Even though most of their theme parks have reopened, many are still in a phased reopening and all parks are operating at a reduced capacity. This coupled with the public’s fear of traveling has affected overall revenues.

Also affected are businesses that pay rent to Disney. According to Variety, “The impact of the crisis on consumers and business owners is also being felt, as some fall behind rent and begin to tighten their wallets.”

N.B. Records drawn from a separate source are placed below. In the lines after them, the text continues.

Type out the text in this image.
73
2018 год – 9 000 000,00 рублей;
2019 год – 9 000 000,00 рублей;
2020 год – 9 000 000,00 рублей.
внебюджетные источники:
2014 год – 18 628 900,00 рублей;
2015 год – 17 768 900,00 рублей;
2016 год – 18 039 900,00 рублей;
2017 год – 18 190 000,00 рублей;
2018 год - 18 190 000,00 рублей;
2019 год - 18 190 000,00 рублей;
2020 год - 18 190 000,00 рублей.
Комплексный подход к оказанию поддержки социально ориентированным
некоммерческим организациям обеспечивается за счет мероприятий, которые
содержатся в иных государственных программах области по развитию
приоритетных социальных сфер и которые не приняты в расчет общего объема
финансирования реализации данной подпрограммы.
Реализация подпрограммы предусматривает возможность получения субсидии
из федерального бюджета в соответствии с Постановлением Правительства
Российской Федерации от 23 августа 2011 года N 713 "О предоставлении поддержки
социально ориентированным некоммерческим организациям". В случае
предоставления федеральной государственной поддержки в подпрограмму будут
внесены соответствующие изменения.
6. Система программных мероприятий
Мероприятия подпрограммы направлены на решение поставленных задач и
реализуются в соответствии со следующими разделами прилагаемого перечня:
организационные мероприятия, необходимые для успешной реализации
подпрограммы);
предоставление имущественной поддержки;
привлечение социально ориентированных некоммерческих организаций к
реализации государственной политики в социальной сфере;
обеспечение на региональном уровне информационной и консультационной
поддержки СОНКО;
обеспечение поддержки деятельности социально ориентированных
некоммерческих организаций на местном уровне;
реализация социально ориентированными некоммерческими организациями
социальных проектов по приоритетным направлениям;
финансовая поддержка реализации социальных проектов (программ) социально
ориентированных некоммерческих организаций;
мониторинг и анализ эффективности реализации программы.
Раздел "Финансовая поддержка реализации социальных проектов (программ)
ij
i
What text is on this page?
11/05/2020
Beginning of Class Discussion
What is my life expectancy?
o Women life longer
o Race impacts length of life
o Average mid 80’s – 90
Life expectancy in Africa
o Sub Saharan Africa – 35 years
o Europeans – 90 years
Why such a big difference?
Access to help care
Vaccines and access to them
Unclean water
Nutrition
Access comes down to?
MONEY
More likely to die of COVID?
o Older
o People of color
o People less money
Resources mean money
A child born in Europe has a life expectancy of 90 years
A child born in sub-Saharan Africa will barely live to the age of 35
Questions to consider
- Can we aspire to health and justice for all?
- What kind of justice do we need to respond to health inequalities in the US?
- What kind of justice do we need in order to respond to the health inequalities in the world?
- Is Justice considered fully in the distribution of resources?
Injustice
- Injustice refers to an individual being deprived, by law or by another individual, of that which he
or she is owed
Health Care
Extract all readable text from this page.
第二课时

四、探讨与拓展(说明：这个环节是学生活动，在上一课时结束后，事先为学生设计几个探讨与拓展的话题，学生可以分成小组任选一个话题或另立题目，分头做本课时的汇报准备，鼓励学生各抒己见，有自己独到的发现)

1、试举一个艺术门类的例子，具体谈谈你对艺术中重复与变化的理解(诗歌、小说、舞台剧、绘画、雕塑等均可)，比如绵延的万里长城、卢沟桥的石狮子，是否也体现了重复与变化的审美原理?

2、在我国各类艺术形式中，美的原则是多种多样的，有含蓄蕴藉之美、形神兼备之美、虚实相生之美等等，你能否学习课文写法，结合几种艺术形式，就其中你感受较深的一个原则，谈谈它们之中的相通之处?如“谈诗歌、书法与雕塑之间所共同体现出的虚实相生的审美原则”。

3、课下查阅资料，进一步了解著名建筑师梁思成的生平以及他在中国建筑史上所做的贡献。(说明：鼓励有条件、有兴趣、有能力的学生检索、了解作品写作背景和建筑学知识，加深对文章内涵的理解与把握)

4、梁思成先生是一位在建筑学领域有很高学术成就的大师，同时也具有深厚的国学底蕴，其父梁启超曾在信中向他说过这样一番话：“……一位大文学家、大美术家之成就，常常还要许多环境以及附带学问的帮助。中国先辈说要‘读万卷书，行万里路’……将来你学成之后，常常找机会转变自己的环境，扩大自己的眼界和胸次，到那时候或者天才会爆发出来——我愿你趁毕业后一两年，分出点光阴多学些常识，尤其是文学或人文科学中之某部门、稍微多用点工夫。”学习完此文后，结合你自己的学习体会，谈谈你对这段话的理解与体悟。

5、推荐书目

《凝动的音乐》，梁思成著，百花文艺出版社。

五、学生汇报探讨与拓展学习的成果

“We have granted rent waivers to some of our tenants, and they have not paid rent while certain of our facilities have been closed,” reads the filing. “We have experienced increased returns and refunds and customer requests for payment deferrals. Collectively, our impacted businesses have historically been the source of the majority of our revenue.”

Trying to minimize the impact on their balance sheet, Variety stated that Disney “noted in its 10-K that among the financial impacts, its debt ratings have been cut — and may be further downgraded in the future — as a result. It may also have to engage in all manner of methods to reduce its expenses, such as cutting back on film and TV content investments. In April, the company entered into an additional $5 billion credit agreement and noted during its Q4 earnings release that it would forego its semi-annual dividend for the back half of the year.”

“We may take additional mitigation actions in the future such as raising additional financing; not declaring future dividends; reducing, or not making, certain payments, such as some contributions to our pension and postretirement medical plans; further suspending capital spending, reducing film and television content investments; or implementing additional furloughs or reductions in force,” said Disney.

Given recent developments of multiple vaccines for the novel coronavirus and the success of other Disney divisions, Wall Street remains positive on the company.

“Even with the disruption caused by COVID-19, we’ve been able to effectively manage our businesses while also taking bold, deliberate steps to position our company for greater long-term growth,” stated Disney CEO Bob Chapek.